How the Department of Labor's new Lawyer Referral Program will increase your risk of FMLA lawsuits—and what you can do about it

The Wage and Hour Division (WHD) of the U.S. Department of Labor reports they received 40,000 FMLA- and FLSA-related complaints in FY 2010 and estimate that about 10% go uninvestigated by the division due to lack of capacity. Consequently, at the end of 2010, WHD announced its new partnership with the American Bar Association (ABA) to actively refer workers with unaddressed claims to local ABA approved litigators specializing in FMLA and FLSA cases. WHD has stated they may decline to investigate a case if it doesn't align with the division's priorities, most of which fall under FLSA governance. This increases the likelihood that FMLA cases will be referred to private litigators in the ABA network. This also means employers face a greater chance of FMLA litigation as workers— whose claims might not have been prioritized by WHD—are encouraged to exercise their "private right to action."

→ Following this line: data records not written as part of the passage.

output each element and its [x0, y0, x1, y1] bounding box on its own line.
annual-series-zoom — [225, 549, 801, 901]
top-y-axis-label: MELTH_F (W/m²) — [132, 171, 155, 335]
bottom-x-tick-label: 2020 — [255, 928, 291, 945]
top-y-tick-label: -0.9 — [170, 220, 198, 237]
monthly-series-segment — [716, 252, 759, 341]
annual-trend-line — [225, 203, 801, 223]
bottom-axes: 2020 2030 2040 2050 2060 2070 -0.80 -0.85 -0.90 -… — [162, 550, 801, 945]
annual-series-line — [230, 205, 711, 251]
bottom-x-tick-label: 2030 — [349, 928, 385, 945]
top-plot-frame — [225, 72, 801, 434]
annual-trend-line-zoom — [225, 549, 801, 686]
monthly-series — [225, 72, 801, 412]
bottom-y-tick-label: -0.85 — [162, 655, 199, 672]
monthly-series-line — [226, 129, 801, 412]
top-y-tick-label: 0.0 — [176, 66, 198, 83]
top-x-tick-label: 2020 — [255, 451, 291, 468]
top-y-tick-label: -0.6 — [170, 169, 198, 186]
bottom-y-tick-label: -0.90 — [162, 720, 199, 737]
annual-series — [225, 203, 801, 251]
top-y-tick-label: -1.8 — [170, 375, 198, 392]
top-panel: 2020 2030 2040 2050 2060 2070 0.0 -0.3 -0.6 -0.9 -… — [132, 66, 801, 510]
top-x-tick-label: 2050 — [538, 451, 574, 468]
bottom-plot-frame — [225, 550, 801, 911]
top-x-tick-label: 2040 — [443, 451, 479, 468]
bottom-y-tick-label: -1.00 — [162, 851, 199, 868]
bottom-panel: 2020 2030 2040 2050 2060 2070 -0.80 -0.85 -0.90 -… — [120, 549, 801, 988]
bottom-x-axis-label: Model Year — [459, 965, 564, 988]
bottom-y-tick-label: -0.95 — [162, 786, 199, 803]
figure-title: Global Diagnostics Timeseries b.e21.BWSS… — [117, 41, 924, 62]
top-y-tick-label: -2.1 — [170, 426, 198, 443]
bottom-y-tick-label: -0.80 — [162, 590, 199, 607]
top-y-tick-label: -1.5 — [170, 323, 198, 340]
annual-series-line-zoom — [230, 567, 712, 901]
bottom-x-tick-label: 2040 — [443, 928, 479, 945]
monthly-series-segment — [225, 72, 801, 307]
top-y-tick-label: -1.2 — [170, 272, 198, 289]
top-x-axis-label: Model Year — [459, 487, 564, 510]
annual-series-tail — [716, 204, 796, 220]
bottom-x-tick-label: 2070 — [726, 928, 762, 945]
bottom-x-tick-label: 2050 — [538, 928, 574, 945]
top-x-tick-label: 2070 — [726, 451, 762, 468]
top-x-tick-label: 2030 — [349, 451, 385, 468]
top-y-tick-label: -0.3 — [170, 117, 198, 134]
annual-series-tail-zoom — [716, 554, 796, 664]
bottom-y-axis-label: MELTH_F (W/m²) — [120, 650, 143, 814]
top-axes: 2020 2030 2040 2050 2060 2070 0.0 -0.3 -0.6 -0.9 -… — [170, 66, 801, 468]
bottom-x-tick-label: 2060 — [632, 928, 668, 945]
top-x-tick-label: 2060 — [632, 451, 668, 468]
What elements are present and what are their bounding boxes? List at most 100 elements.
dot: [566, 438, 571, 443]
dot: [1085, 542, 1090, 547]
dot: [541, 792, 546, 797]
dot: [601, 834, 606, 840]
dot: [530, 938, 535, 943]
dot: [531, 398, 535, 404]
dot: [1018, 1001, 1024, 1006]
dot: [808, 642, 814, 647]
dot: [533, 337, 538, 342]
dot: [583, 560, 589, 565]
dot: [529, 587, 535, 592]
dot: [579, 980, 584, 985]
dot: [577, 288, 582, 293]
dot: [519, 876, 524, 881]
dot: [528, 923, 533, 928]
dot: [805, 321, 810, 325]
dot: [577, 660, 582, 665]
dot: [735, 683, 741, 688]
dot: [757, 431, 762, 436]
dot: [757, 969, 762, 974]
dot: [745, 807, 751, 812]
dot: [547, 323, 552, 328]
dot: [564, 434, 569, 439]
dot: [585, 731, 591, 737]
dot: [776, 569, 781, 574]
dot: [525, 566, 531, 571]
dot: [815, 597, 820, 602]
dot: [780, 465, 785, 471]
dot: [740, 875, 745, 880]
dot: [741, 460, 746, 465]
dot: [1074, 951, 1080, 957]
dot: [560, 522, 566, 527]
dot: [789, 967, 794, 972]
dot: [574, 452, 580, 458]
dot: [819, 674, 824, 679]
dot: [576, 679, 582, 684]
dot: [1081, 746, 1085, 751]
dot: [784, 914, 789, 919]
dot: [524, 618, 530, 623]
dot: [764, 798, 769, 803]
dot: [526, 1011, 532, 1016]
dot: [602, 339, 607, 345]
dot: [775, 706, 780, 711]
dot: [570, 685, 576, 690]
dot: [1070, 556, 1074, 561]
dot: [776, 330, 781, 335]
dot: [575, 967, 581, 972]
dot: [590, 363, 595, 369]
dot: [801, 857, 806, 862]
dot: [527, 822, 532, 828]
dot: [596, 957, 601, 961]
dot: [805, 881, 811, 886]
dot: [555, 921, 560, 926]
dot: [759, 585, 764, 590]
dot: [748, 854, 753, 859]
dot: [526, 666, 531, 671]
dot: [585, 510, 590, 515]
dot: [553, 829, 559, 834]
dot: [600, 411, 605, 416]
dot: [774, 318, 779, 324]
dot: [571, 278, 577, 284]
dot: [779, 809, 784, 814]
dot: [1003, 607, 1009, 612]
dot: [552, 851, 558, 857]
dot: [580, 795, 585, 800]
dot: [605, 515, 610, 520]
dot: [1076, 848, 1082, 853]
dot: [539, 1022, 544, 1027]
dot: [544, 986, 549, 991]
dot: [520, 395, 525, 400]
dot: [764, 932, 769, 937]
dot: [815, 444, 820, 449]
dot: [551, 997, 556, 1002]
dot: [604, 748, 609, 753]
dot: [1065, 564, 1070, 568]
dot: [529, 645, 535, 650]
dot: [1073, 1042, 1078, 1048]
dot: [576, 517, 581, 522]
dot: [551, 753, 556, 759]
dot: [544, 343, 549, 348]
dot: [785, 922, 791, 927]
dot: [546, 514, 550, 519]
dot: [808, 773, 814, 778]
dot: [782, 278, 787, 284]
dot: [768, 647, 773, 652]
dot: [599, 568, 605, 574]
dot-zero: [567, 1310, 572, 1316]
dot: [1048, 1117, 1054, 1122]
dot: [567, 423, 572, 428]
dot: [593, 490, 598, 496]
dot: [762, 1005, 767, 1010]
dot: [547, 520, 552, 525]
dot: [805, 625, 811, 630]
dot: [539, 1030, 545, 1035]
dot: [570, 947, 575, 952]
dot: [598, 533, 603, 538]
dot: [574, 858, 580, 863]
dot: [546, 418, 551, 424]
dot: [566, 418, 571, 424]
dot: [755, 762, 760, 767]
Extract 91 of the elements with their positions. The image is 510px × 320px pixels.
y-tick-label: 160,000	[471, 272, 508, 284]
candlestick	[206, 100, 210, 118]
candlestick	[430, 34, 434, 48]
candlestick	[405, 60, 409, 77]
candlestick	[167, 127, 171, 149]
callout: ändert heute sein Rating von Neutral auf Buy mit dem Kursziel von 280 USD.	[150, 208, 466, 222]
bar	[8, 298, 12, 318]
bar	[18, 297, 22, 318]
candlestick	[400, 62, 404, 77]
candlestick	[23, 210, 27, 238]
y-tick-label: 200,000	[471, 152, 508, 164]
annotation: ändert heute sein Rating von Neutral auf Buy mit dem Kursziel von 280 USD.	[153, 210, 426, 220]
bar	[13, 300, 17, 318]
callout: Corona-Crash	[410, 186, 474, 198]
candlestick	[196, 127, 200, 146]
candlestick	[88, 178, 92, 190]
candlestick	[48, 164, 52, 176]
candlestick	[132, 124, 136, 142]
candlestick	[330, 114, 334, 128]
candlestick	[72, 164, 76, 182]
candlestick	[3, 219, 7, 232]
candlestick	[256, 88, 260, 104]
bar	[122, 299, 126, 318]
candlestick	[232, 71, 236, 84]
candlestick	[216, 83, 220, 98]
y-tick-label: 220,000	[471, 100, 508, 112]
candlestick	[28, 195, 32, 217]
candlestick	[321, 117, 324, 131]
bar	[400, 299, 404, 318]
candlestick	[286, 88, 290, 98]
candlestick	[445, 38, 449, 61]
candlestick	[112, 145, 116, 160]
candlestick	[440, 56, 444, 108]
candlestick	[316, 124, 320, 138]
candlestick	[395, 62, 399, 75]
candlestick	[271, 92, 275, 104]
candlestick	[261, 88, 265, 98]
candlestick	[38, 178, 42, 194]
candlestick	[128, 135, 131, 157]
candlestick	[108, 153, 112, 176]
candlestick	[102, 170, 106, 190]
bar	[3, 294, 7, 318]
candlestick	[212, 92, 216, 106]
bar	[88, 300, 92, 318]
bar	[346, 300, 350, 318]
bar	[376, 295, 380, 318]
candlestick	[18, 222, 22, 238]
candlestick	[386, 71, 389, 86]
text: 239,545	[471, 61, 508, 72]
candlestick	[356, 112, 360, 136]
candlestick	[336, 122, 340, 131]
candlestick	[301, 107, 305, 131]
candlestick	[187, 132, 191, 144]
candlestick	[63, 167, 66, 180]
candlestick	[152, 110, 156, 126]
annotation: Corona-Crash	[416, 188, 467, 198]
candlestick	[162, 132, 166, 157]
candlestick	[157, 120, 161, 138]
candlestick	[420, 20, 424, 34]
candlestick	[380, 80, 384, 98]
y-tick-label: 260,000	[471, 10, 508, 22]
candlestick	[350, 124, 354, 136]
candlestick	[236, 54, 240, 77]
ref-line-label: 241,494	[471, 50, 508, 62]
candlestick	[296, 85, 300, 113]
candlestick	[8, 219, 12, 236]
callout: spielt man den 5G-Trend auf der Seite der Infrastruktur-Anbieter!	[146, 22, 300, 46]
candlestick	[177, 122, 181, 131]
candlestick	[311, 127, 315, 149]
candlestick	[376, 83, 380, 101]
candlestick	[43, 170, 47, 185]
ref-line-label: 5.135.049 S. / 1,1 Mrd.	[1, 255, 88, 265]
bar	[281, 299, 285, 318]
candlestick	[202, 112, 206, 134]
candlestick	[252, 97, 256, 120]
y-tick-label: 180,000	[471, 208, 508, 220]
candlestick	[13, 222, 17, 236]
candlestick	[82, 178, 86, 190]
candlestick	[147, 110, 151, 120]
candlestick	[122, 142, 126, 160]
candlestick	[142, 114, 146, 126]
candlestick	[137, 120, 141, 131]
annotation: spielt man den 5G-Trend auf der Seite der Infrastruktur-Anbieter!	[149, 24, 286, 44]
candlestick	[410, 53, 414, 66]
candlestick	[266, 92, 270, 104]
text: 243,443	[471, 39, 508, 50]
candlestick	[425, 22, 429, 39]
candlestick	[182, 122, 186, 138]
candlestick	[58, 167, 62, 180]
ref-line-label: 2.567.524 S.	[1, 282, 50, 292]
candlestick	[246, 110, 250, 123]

One way to avoid FMLA litigation is through accurate time tracking. Typical time tracking-related complaints include: delayed responses to FMLA requests, failure to designate leave as FMLA, inaccurately tracking FMLA leave balances, or changing worker benefits (such as vacation accrual, work schedule and pay) during employment reinstatement. Careful time tracking is the only way to counter these types of FMLA claims and reduce overall risk of litigation by ensuring an employer can accurately respond, record and report FMLA activity.